Mariko is an illustrator and printmaker. She’s been part of Art Byte Collective for a year. In this interview she talks about color, artists and her studio practice.
Do you have a favourite color or color palette?
I tend to use organic colours in my work, like browns, greens and reds, but I like adding little details of bright pink and yellow.
Do you have a favourite artist?
I love artists whose work is unlike mine, but make me think in a new way, or surprise me and inspire me conceptually, eg. Howard Hodgkin, Cornelia Parker, Richard Wentworth, and James Turrell. I’m also inspired by illustrators, such as Tove Jansson, Quentin Blake and Laura Carlin.
Explain your work in up to 40 words.
I’m an illustrator and printmaker, working in etching and mokuhanga (Japanese woodblock), and my prints are generally small and delicate. Being Eurasian, my work explores ideas about sense of place, belonging and mixed heritage.
Do you pursue any themes? If so, what?
My work often features ceramics, specifically chinaware concerning tea. Tea, and its visual history, is endlessly fascinating to me. I’m inspired by ordinary things, like the teacups we use every day.
Describe your studio practice? Do you have any habits or rituals when producing art?
I can only start making prints when the studio or place I’m working is completely clean and tidy. It quickly becomes chaotic, but it has to start tidy!
Where is your favorite place to do work? Do you have a dedicated workspace or routine?
Working in the print studio is one of my favourite things. It’s a separate environment from my daily life, and I’m then able to shift my mind into a creative mode. I do my illustration work in a design studio, but love making prints in a space where I can make a mess!
Do you do any research and what kind if you do?

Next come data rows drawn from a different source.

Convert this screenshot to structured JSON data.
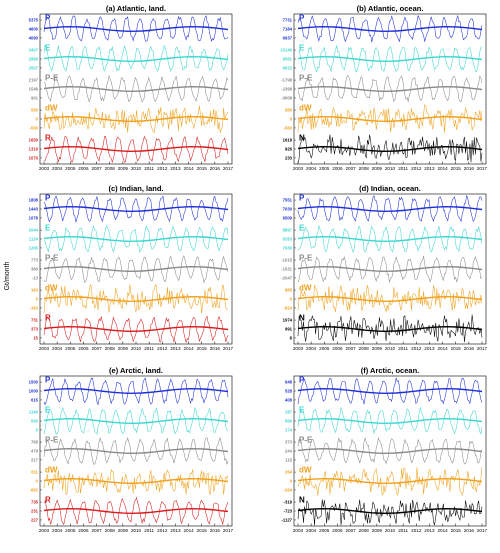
{
  "ylabel": "Gt/month",
  "years": [
    "2003",
    "2004",
    "2005",
    "2006",
    "2007",
    "2008",
    "2009",
    "2010",
    "2011",
    "2012",
    "2013",
    "2014",
    "2015",
    "2016",
    "2017"
  ],
  "colors": {
    "P": "#1f2fd6",
    "E": "#3ed6cf",
    "P-E": "#8a8a8a",
    "dW": "#f0a01c",
    "R": "#d61c1c",
    "N": "#000000"
  },
  "chart_data": [
    {
      "type": "line",
      "title": "(a) Atlantic, land.",
      "series": [
        {
          "name": "P",
          "mean": 4600,
          "amp": 600,
          "ticks": [
            "5375",
            "4600",
            "4090"
          ]
        },
        {
          "name": "E",
          "mean": 2960,
          "amp": 450,
          "ticks": [
            "3407",
            "2960",
            "2507"
          ]
        },
        {
          "name": "P-E",
          "mean": 1548,
          "amp": 650,
          "ticks": [
            "2197",
            "1548",
            "901"
          ]
        },
        {
          "name": "dW",
          "mean": 0,
          "amp": 560,
          "ticks": [
            "560",
            "0",
            "-500"
          ]
        },
        {
          "name": "R",
          "mean": 1319,
          "amp": 330,
          "ticks": [
            "1650",
            "1319",
            "1070"
          ]
        }
      ]
    },
    {
      "type": "line",
      "title": "(b) Atlantic, ocean.",
      "series": [
        {
          "name": "P",
          "mean": 7184,
          "amp": 550,
          "ticks": [
            "7731",
            "7184",
            "6637"
          ]
        },
        {
          "name": "E",
          "mean": 9581,
          "amp": 560,
          "ticks": [
            "10140",
            "9581",
            "9022"
          ]
        },
        {
          "name": "P-E",
          "mean": -2398,
          "amp": 600,
          "ticks": [
            "-1798",
            "-2398",
            "-3008"
          ]
        },
        {
          "name": "dW",
          "mean": 0,
          "amp": 560,
          "ticks": [
            "560",
            "0",
            "-560"
          ]
        },
        {
          "name": "N",
          "mean": 926,
          "amp": 690,
          "ticks": [
            "1619",
            "926",
            "233"
          ]
        }
      ]
    },
    {
      "type": "line",
      "title": "(c) Indian, land.",
      "series": [
        {
          "name": "P",
          "mean": 1443,
          "amp": 370,
          "ticks": [
            "1808",
            "1443",
            "1078"
          ]
        },
        {
          "name": "E",
          "mean": 1124,
          "amp": 80,
          "ticks": [
            "1044",
            "1124",
            "1205"
          ]
        },
        {
          "name": "P-E",
          "mean": 380,
          "amp": 390,
          "ticks": [
            "773",
            "380",
            "-13"
          ]
        },
        {
          "name": "dW",
          "mean": 0,
          "amp": 160,
          "ticks": [
            "163",
            "0",
            "-163"
          ]
        },
        {
          "name": "R",
          "mean": 373,
          "amp": 360,
          "ticks": [
            "731",
            "373",
            "15"
          ]
        }
      ]
    },
    {
      "type": "line",
      "title": "(d) Indian, ocean.",
      "series": [
        {
          "name": "P",
          "mean": 7030,
          "amp": 520,
          "ticks": [
            "7551",
            "7030",
            "6509"
          ]
        },
        {
          "name": "E",
          "mean": 8263,
          "amp": 630,
          "ticks": [
            "8897",
            "8263",
            "7630"
          ]
        },
        {
          "name": "P-E",
          "mean": -1531,
          "amp": 520,
          "ticks": [
            "-1015",
            "-1531",
            "-2047"
          ]
        },
        {
          "name": "dW",
          "mean": 0,
          "amp": 860,
          "ticks": [
            "865",
            "0",
            "-824"
          ]
        },
        {
          "name": "N",
          "mean": 991,
          "amp": 980,
          "ticks": [
            "1974",
            "991",
            "8"
          ]
        }
      ]
    },
    {
      "type": "line",
      "title": "(e) Arctic, land.",
      "series": [
        {
          "name": "P",
          "mean": 1000,
          "amp": 480,
          "ticks": [
            "1500",
            "1000",
            "615"
          ]
        },
        {
          "name": "E",
          "mean": 560,
          "amp": 580,
          "ticks": [
            "1140",
            "560",
            "0"
          ]
        },
        {
          "name": "P-E",
          "mean": 479,
          "amp": 290,
          "ticks": [
            "768",
            "479",
            "217"
          ]
        },
        {
          "name": "dW",
          "mean": 0,
          "amp": 611,
          "ticks": [
            "611",
            "0",
            "-602"
          ]
        },
        {
          "name": "R",
          "mean": 231,
          "amp": 500,
          "ticks": [
            "735",
            "231",
            "227"
          ]
        }
      ]
    },
    {
      "type": "line",
      "title": "(f) Arctic, ocean.",
      "series": [
        {
          "name": "P",
          "mean": 528,
          "amp": 120,
          "ticks": [
            "648",
            "528",
            "408"
          ]
        },
        {
          "name": "E",
          "mean": 566,
          "amp": 280,
          "ticks": [
            "287",
            "566",
            "174"
          ]
        },
        {
          "name": "P-E",
          "mean": 244,
          "amp": 130,
          "ticks": [
            "373",
            "244",
            "115"
          ]
        },
        {
          "name": "dW",
          "mean": 0,
          "amp": 264,
          "ticks": [
            "264",
            "0",
            "-264"
          ]
        },
        {
          "name": "N",
          "mean": -723,
          "amp": 404,
          "ticks": [
            "-319",
            "-723",
            "-1127"
          ]
        }
      ]
    }
  ]
}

I always do research before starting any project or artwork. Usually it’s visual research, in the form of sketches from museum or library visits. I sketch all the time, and my many sketchbooks become my inspiration and source of information.
How long have you been working in the medium used for your work for In The Details?
I made my first print at around 4 years old; a monoprint made at kindergarden, but formally learned etching at art college. I studied mokuhanga in 2004 in Japan.
What do you like about this medium and what are its challenges?
There’s something special about printmaking, an element of chance, that I absolutely love. Sometimes it doesn’t work out, but just as often it can be perfect! I’m concentrating on mokuhanga at the moment, and looking forward to experimenting more.
What would you like people to know about your work.
My works are prints, which means they are part of an edition of a certain number, but as I usually work into my prints individually afterwards, in a variety of ways, they then become unique pieces, and not part of an edition. That’s why they are usually marked 1/1.